OEL068 - Fundamentals of Academic English (2022/23)
|Module specification||Module approved to run in 2022/23|
|Module title||Fundamentals of Academic English|
|Module level||Level 4/5/6 (99)|
|Credit rating for module||15|
|School||Guildhall School of Business and Law|
|Total study hours||150|
|Running in 2022/23(Please note that module timeslots are subject to change)||
This module is designed for students to advance their academic English skills up to the level required for their study. The module focuses on key aspects of academic English language use including structuring writing, using academic conventions, selecting and referencing suitable sources, and developing argumentation and critical thinking. There is a strong focus on academic communication via both writing and presentations, with chances for vocabulary development and acquiring effective learning strategies. The module is adaptable to the language abilities of students, making it suitable for both learners of English and those with English as their first language, and can be taught to students studying in different years.
• develop their spoken and written English, express opinions and take part in discussions and activities at a B2 level
• read and listen within a variety of subject areas and identify both main points and details
• expand their passive and active vocabulary
• identify and use the appropriate register in written texts and speaking.
• develop their knowledge of academic English in relation to their studies with a specific focus on clear structure and following academic conventions such as referencing
Prior learning requirements
Ease test 40 or B1 Common European Framework
The module will cover key aspects of academic writing such as paragraphing (LO1), reading strategies (LO3), essay structure including thesis statements (LO1), features of academic writing (LO1, L04), referencing, paraphrasing and evaluating sources (LO1, LO3), developing an argument (LO3, LO4), and preparing presentations (LO2, LO4) and academic essays (LO1, LO2, LO3, LO4).
Balance of independent study and scheduled teaching activity
The module will be delivered through a blended learning strategy. Information and activities to support and further develop the skills required to pass the module will be offered in the classroom and through media. Students will be given optional weekly tasks and activities on Weblearn in order to support their independent learning experience.
Students will be provided with individual and group feedback throughout the term. Opportunities to reflect on learning and progress are built into the module. In particular, students will have the chance to share their reflections and provide peer-to-peer feedback.
On successful completion of the module, students will:
- Identify and apply the methods and conventions of academic English structure, paraphrase and referencing.
- Research a given topic using electronic and paper-based resources.
- Use critical thinking to analyse texts, evaluate sources, and support an argument.
- Apply their knowledge of academic English to demonstrate flexibility in writing and presentation for the needs of a specific target audience.

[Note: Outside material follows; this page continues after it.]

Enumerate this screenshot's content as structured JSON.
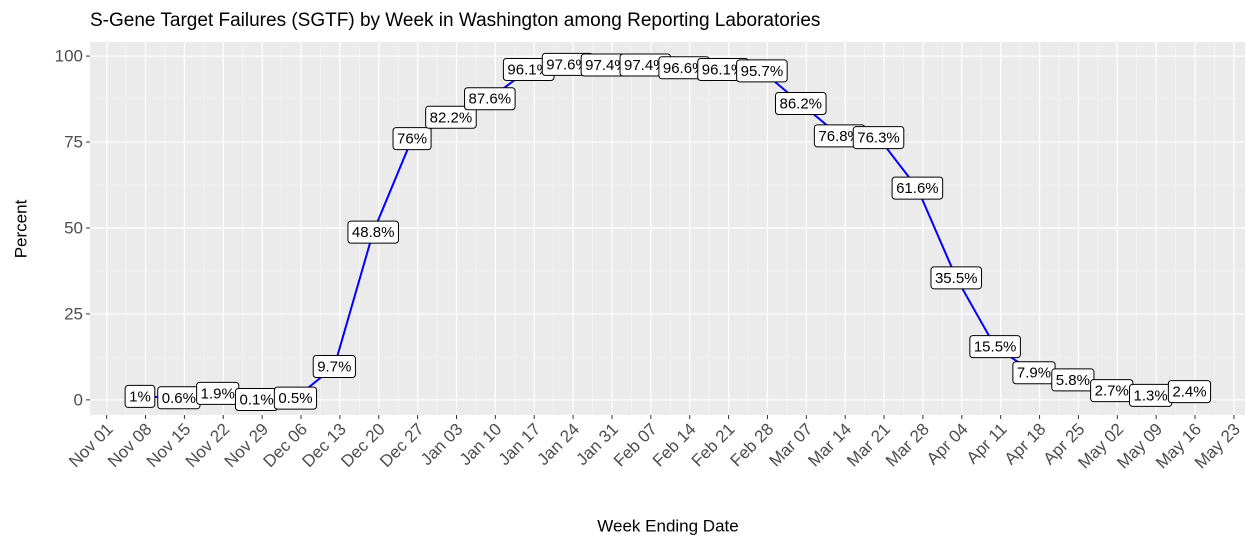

As the learning outcomes for this module are based on the development of language skills, the assessment instruments were chosen because of their practical characteristics.
The individual presentation offers a clear opportunity to assess the achievement of a B2 level (CEFR) of oral communication. It also requires the student to familiarise themselves with relevant literature and evaluate their usefulness for the task. More importantly, this task allows the student to adopt an independent role in their choice of topic as they can research an area of their own interest.
Similarly, the written assignment is a useful tool in the assessment of writing conventions and use of academic English at a B2 level. As with the oral presentation, students are free to research a relevant topic of their choice, which will enable them to familiarise themselves with specialised vocabulary and different types of academic sources (e.g., journal articles, monographs, conference proceedings, and more).